Tasmima Hossain, former member of Parliament in Bangladesh and longtime feminist, suggests that the core issue is poverty, which informs every aspect of this problem.
Poverty pushes women to do anything to survive, Hossain explains to me. These pills also suppress the appetite, so the sex workers do not feel how hungry they are. Hossain contends that this issue is also just one aspect of the much larger issue of women and girls oppression in Bangladesh.
Sex workers are called potita in Bengali, which means the fallen group of society, Hossain says. But the men who sleep with these women are referred to as gentlemen, or Babu, a term of respect given to males. Society creates labels for the benefit of men while degrading women.
Poverty control, social safety nets, health care, decent jobs to exit into, workplace protections for those who stay in, raising the status of women in general and destigmatizing female sexual activity on a cultural level have to go along with legalization for it to be of any use. These are things we should be fighting for anyway, and are supposed to be fighting for anyway.

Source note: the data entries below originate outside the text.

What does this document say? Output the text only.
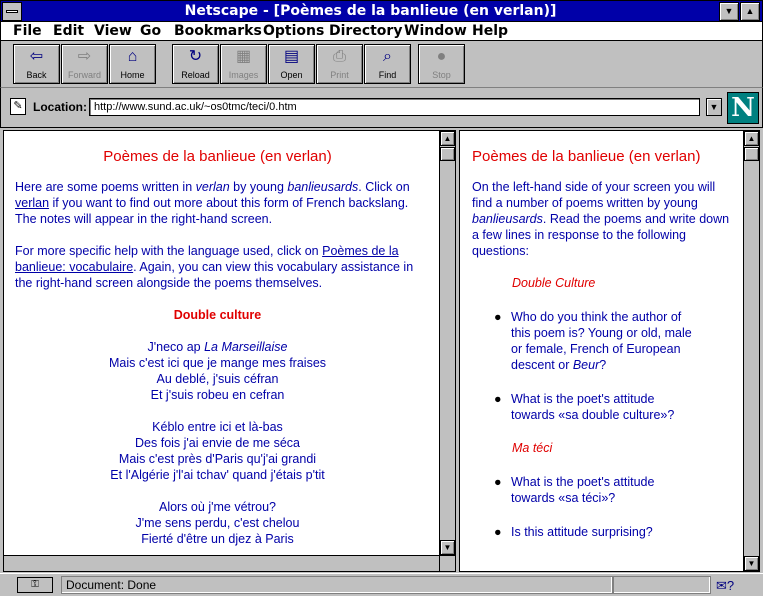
Netscape - [Poèmes de la banlieue (en verlan)]	▼	▲
File Edit View Go Bookmarks Options Directory Window Help
⇦
Back
⇨
Forward
⌂
Home
↻
Reload
▦
Images
▤
Open
⎙
Print
⌕
Find
●
Stop
✎ Location: http://www.sund.ac.uk/~os0tmc/teci/0.htm	▼ N
Poèmes de la banlieue (en verlan)

Here are some poems written in verlan by young banlieusards. Click on verlan if you want to find out more about this form of French backslang. The notes will appear in the right-hand screen.

For more specific help with the language used, click on Poèmes de la banlieue: vocabulaire. Again, you can view this vocabulary assistance in the right-hand screen alongside the poems themselves.

Double culture
J'neco ap La Marseillaise
Mais c'est ici que je mange mes fraises
Au deblé, j'suis céfran
Et j'suis robeu en cefran
Kéblo entre ici et là-bas
Des fois j'ai envie de me séca
Mais c'est près d'Paris qu'j'ai grandi
Et l'Algérie j'l'ai tchav' quand j'étais p'tit
Alors où j'me vétrou?
J'me sens perdu, c'est chelou
Fierté d'être un djez à Paris
▲
▼
Poèmes de la banlieue (en verlan)

On the left-hand side of your screen you will find a number of poems written by young banlieusards. Read the poems and write down a few lines in response to the following questions:

Double Culture
● Who do you think the author of this poem is? Young or old, male or female, French of European descent or Beur?
● What is the poet's attitude towards «sa double culture»?
Ma téci
● What is the poet's attitude towards «sa téci»?
● Is this attitude surprising?
▲
▼
⚿	Document: Done	✉?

Why fight for human dignity for women in every other labor field, but not these particular women?
I agree that stronger punishments for traffickers would be a good thing, but that's a lot like an outcry for stronger punishments for rapists- it makes a nice rallying cry and is not a bad thing to rally around, but unless it goes hand in hand with an environment where the authorities are willing to make the arrests and follow through with the prosecution, it's pretty well worthless. That environment does not exist in Bangladesh. They aren't even enforcing the laws they have now. (ETA Google tells me the penalties for sex trafficking in Bangladesh are already pretty harsh with minimum sentence being 10 years and the usual sentence being life in prison)
Yes, poverty has a lot of cultural causes. I don't understand this statement.